“Es la historia de un amor como no hay otro igual”, a medio camino entre el mar y el suavizante de telas.»
Cuando la conoció, funda de almohada en mano y sonriendo al disculparse mientras hablaba sin parar (una de sus peores o mejores cualidades dependiendo a quién preguntaras), ella simplemente lo observó de reojo, empujando su cabello hacia atrás con el dorso de la misma mano que se estiró para tomar la funda, llena de ropa sucia.
Algo le llamó la atención. No sabía decir exactamente qué, pero la miró mientras ella pesaba la ropa y se inclinaba para escribir su nota, contando con dos dedos regordetes y morenos mientras miraba fijamente su libreta a través de los dos rizos duros de gel que formaban su fleco, el resto de su cabello amoldado a la forma de su cabeza estirado hasta ser completamente liso con la ayuda del mismo gel.
No había nada en ella que fuera extraordinario o bello, como las modelos de cartón que imprimen para ser colocadas junto a los puestos de revistas, invitando con curvas peligrosas a comprar el diario donde hablen de su vida escandalosa, no.
Fue la manera en que se veía casi temerosa de mirarlo, como sus manos se movían de forma deliberada, como algo inevitable que sucedía antes de poder pensarlo.
La nariz le picaba como cuando su abuela ponía demasiado cloro en el baño, y sonrió cuando ella extendió la nota por sus 5.7 kilos de ropa sucia.
***
Propiedad de la NASA del océano báltico
Pasaba tanto tiempo en la lavandería, que la solución más efectiva fue empezar a trabajar a su lado también. Sentado arriba de la lavadora mientras la miraba, con los pies moviéndose suavemente, esperaba que ella le cuestionara por qué se encontraba ahí, pero nunca lo hacía.
Lo más cerca que llegó fue el día en que se acercó a ella, ya de regreso a casa, sentados en la última fila del camión. Puso sus manos sobre sus manos y ella lo miró de la forma furtiva como siempre hacía, juntando sus cejas, casi desaprobando pero no movió sus manos. Él se acercó y mientras la besaba, olió el cloro.
Meghann Riepenhoff ,“Littoral Drift #473″
La parte de atrás de su cuello olía a sudor, pero también a suavizante. Sus manos, especialmente, agrietadas por estar sumergidas o húmedas la mayor parte del día, a veces sangraban, tenían siempre un deje a limpio, a jabón neutro que venía de abajo de sus uñas. Donde ella era húmeda, apretando con muslos suaves que se movían como olas apretando su cabeza, era también un mar, salada y clorhídrica.
***
Sin embargo.
A veces la escucha llorar. Bajito, cuando piensa (imagina) que él ya está dormido.

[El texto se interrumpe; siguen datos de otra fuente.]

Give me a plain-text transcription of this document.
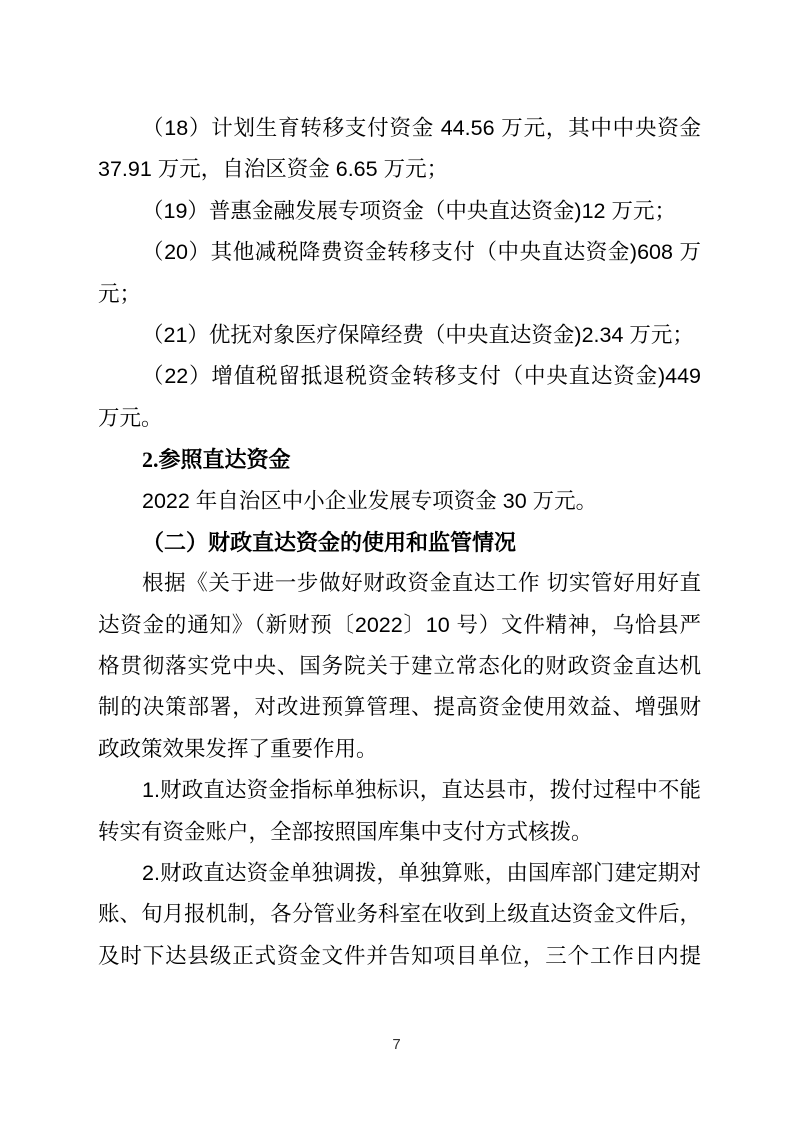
（18）计划生育转移支付资金 44.56 万元，其中中央资金
37.91 万元，自治区资金 6.65 万元；
（19）普惠金融发展专项资金（中央直达资金)12 万元；
（20）其他减税降费资金转移支付（中央直达资金)608 万
元；
（21）优抚对象医疗保障经费（中央直达资金)2.34 万元；
（22）增值税留抵退税资金转移支付（中央直达资金)449
万元。
2.参照直达资金
2022 年自治区中小企业发展专项资金 30 万元。
（二）财政直达资金的使用和监管情况
根据《关于进一步做好财政资金直达工作 切实管好用好直
达资金的通知》（新财预〔2022〕10 号）文件精神，乌恰县严
格贯彻落实党中央、国务院关于建立常态化的财政资金直达机
制的决策部署，对改进预算管理、提高资金使用效益、增强财
政政策效果发挥了重要作用。
1.财政直达资金指标单独标识，直达县市，拨付过程中不能
转实有资金账户，全部按照国库集中支付方式核拨。
2.财政直达资金单独调拨，单独算账，由国库部门建定期对
账、旬月报机制，各分管业务科室在收到上级直达资金文件后，
及时下达县级正式资金文件并告知项目单位，三个工作日内提
7
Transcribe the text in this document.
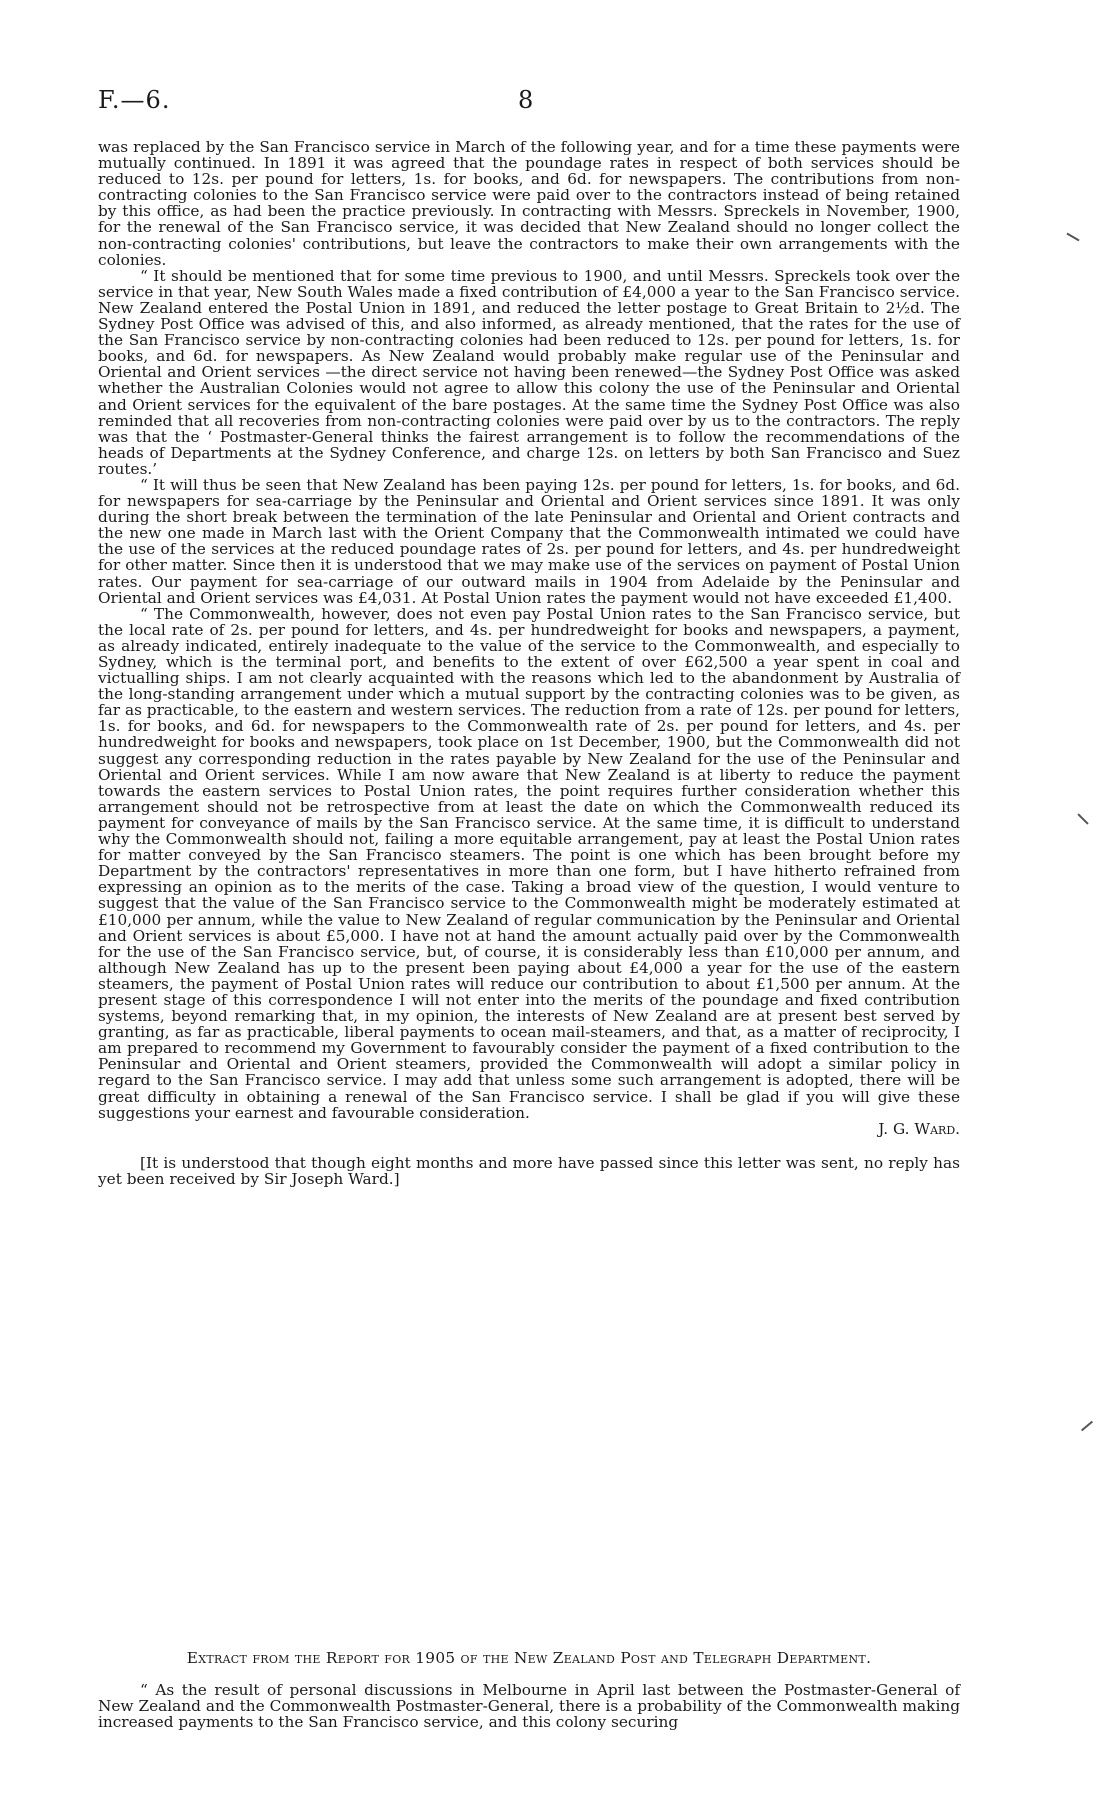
F.—6.	8

was replaced by the San Francisco service in March of the following year, and for a time these payments were mutually continued. In 1891 it was agreed that the poundage rates in respect of both services should be reduced to 12s. per pound for letters, 1s. for books, and 6d. for newspapers. The contributions from non-contracting colonies to the San Francisco service were paid over to the contractors instead of being retained by this office, as had been the practice previously. In contracting with Messrs. Spreckels in November, 1900, for the renewal of the San Francisco service, it was decided that New Zealand should no longer collect the non-contracting colonies' contributions, but leave the contractors to make their own arrangements with the colonies.

“ It should be mentioned that for some time previous to 1900, and until Messrs. Spreckels took over the service in that year, New South Wales made a fixed contribution of £4,000 a year to the San Francisco service. New Zealand entered the Postal Union in 1891, and reduced the letter postage to Great Britain to 2½d. The Sydney Post Office was advised of this, and also informed, as already mentioned, that the rates for the use of the San Francisco service by non-contracting colonies had been reduced to 12s. per pound for letters, 1s. for books, and 6d. for newspapers. As New Zealand would probably make regular use of the Peninsular and Oriental and Orient services —the direct service not having been renewed—the Sydney Post Office was asked whether the Australian Colonies would not agree to allow this colony the use of the Peninsular and Oriental and Orient services for the equivalent of the bare postages. At the same time the Sydney Post Office was also reminded that all recoveries from non-contracting colonies were paid over by us to the contractors. The reply was that the ‘ Postmaster-General thinks the fairest arrangement is to follow the recommendations of the heads of Departments at the Sydney Conference, and charge 12s. on letters by both San Francisco and Suez routes.’

“ It will thus be seen that New Zealand has been paying 12s. per pound for letters, 1s. for books, and 6d. for newspapers for sea-carriage by the Peninsular and Oriental and Orient services since 1891. It was only during the short break between the termination of the late Peninsular and Oriental and Orient contracts and the new one made in March last with the Orient Company that the Commonwealth intimated we could have the use of the services at the reduced poundage rates of 2s. per pound for letters, and 4s. per hundredweight for other matter. Since then it is understood that we may make use of the services on payment of Postal Union rates. Our payment for sea-carriage of our outward mails in 1904 from Adelaide by the Peninsular and Oriental and Orient services was £4,031. At Postal Union rates the payment would not have exceeded £1,400.

“ The Commonwealth, however, does not even pay Postal Union rates to the San Francisco service, but the local rate of 2s. per pound for letters, and 4s. per hundredweight for books and newspapers, a payment, as already indicated, entirely inadequate to the value of the service to the Commonwealth, and especially to Sydney, which is the terminal port, and benefits to the extent of over £62,500 a year spent in coal and victualling ships. I am not clearly acquainted with the reasons which led to the abandonment by Australia of the long-standing arrangement under which a mutual support by the contracting colonies was to be given, as far as practicable, to the eastern and western services. The reduction from a rate of 12s. per pound for letters, 1s. for books, and 6d. for newspapers to the Commonwealth rate of 2s. per pound for letters, and 4s. per hundredweight for books and newspapers, took place on 1st December, 1900, but the Commonwealth did not suggest any corresponding reduction in the rates payable by New Zealand for the use of the Peninsular and Oriental and Orient services. While I am now aware that New Zealand is at liberty to reduce the payment towards the eastern services to Postal Union rates, the point requires further consideration whether this arrangement should not be retrospective from at least the date on which the Commonwealth reduced its payment for conveyance of mails by the San Francisco service. At the same time, it is difficult to understand why the Commonwealth should not, failing a more equitable arrangement, pay at least the Postal Union rates for matter conveyed by the San Francisco steamers. The point is one which has been brought before my Department by the contractors' representatives in more than one form, but I have hitherto refrained from expressing an opinion as to the merits of the case. Taking a broad view of the question, I would venture to suggest that the value of the San Francisco service to the Commonwealth might be moderately estimated at £10,000 per annum, while the value to New Zealand of regular communication by the Peninsular and Oriental and Orient services is about £5,000. I have not at hand the amount actually paid over by the Commonwealth for the use of the San Francisco service, but, of course, it is considerably less than £10,000 per annum, and although New Zealand has up to the present been paying about £4,000 a year for the use of the eastern steamers, the payment of Postal Union rates will reduce our contribution to about £1,500 per annum. At the present stage of this correspondence I will not enter into the merits of the poundage and fixed contribution systems, beyond remarking that, in my opinion, the interests of New Zealand are at present best served by granting, as far as practicable, liberal payments to ocean mail-steamers, and that, as a matter of reciprocity, I am prepared to recommend my Government to favourably consider the payment of a fixed contribution to the Peninsular and Oriental and Orient steamers, provided the Commonwealth will adopt a similar policy in regard to the San Francisco service. I may add that unless some such arrangement is adopted, there will be great difficulty in obtaining a renewal of the San Francisco service. I shall be glad if you will give these suggestions your earnest and favourable consideration.

J. G. Ward.

[It is understood that though eight months and more have passed since this letter was sent, no reply has yet been received by Sir Joseph Ward.]

Extract from the Report for 1905 of the New Zealand Post and Telegraph Department.

“ As the result of personal discussions in Melbourne in April last between the Postmaster-General of New Zealand and the Commonwealth Postmaster-General, there is a probability of the Commonwealth making increased payments to the San Francisco service, and this colony securing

La humedad cae al delgado colchón, moja las cobijas y en los temblores que mueven la cama se pregunta si es posible ahogarse en lágrimas como uno se ahoga en el mar.
“¿Eres feliz?” le preguntó finalmente un día mientras metía el resto de la ropa para niños que debían entregar por la tarde en la lavadora, dándose la vuelta para verla.
Ella no contestó, mientras miraba el remolino gris y espumoso que se movía rítmicamente frente a ella, manchas de blanco sumergiéndose y reapareciendo a intervalos exactos. “Por qué?” preguntó finalmente, su voz como la llama de la estufa cuando había poco gas.
Vaciló por un segundo, mirando a su alrededor, al cemento permanentemente húmedo, al vapor que escapaba de las secadoras por tubos plateados hacia el techo. Y luego a ella.
“Porque….porque no parece que lo seas”
No debía decirlo de esa forma.
***
Su mamá solía decirle que no estaba hecho para la escuela. “José Luis” decía, con el mismo tono que hacía que se le encogiera el estómago y doliera como cuando se comía muchos Miguelitos, “Otra vez sacaste 6…¿qué pasó hijo?”
Sabe que no es muy inteligente. Y que sus intentos más desesperados por hacer algo bien, algo “bueno”, no siempre resultaban bien.
¿No bastaba con que fuera con una buena intención? ¿Simplemente el tratar?
Se estiró para tomar su mano, construyendo un puente, cruzando mares.
“Erica…vámonos de aquí”
Algo tembló en su mirada acuosa y honesta, como cada parte de la existencia que formaba parte de ella, simple. Y en ese momento casi se arrepiente de hacerle creer que es posible. Pero ella siempre le cree. Incluso cuando no se cree a él mismo.
***
No aceptan más pedidos el viernes. El domingo dan aviso, y pilas de bolsas plásticas peregrinan en la salida para regresar a sus lugares de origen. La lavandería queda cerrada, y los vecinos que los ven por última vez comentan que por primera vez, había visto sonriendo a Doña Erica.